Don’t get me started on four-way stop sign intersections. I asked my wife (who is slowly tutoring me on local traffic laws) who has right of way and she said, “Whoever arrives first”. Ask anyone waiting to be served at a bar, “Okay who’s next?” and you’re bound to meet with some disagreement. In my experience drinkers are far more relaxed than motorists, so, sounds like a foolproof system.

While I haven’t been to every country in the world, I have been to a fair few, so I think I can say with some experience that to most of the world the zebra-like stripes of the pedestrian crossing are pretty sacrosanct.

Not in East Lansing.

Statistically, I probably shouldn’t be alive to write this, given the amount of times I have stepped confidently out onto a pedestrian crossing only to nearly be hit by a car speeding by without slowing. I’m not talking about the crossings where the lines are so worn or obscured by potholes that drivers can be forgiven for not seeing them. I’m referring to the brand spanking new crossings with the fluoro yellow signage and lines so white you could get snow blind.

Perhaps this casual approach to clear traffic messaging is an aftereffect of the whole “red means stop sometimes” fiasco. Amber is the only colour (sic) that should be ambiguous. How are “stop light parties” going to function if red means “In a relationship sometimes”?

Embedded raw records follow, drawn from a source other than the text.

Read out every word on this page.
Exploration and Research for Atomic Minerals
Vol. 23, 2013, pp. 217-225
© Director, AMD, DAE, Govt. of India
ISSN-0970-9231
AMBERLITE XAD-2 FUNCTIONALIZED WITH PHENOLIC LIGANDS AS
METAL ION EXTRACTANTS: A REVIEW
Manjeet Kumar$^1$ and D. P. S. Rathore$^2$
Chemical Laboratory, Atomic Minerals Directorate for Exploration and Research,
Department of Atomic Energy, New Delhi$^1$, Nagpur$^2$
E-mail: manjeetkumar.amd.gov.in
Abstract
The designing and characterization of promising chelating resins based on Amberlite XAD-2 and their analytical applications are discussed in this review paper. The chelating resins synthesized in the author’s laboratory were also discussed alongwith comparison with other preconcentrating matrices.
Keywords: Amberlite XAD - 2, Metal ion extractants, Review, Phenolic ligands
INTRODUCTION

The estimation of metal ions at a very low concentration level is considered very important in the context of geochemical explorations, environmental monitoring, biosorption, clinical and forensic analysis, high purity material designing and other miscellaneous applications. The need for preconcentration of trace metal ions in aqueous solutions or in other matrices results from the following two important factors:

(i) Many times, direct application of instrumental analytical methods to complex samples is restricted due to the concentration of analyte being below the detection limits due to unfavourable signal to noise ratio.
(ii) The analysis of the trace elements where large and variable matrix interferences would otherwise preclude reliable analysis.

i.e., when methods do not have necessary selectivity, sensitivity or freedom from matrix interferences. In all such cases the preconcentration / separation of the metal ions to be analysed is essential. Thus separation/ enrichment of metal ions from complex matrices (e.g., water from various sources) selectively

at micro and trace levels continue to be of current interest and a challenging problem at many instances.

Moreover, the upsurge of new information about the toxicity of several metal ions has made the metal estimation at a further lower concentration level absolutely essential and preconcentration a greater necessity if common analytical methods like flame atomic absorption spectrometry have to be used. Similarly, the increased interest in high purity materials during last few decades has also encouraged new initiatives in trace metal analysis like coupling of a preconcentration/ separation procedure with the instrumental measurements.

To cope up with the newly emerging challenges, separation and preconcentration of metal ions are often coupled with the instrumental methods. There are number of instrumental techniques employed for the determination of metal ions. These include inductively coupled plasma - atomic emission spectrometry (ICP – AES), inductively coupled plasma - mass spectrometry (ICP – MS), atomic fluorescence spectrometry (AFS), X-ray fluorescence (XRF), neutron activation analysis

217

Is it just a little bit ironic that a state with such horrible roads is also the home of the “Motor City” (Detroit)? Maybe we should all start zooming about in hovercrafts? We could float right over the potholes, the lakes wouldn’t slow us down and there would be more cushioning when we knock over foolish pedestrians.


Tom Caru

Tom is a writer, healthy lifestyle enthusiast and a stark raving mad Batfleck fan. Coffee lover, traveller and creator of the *Around the World in 80 Gyms*® project. He currently resides in Michigan, eternally searching for better coffee and learning to drive on the other side of the road.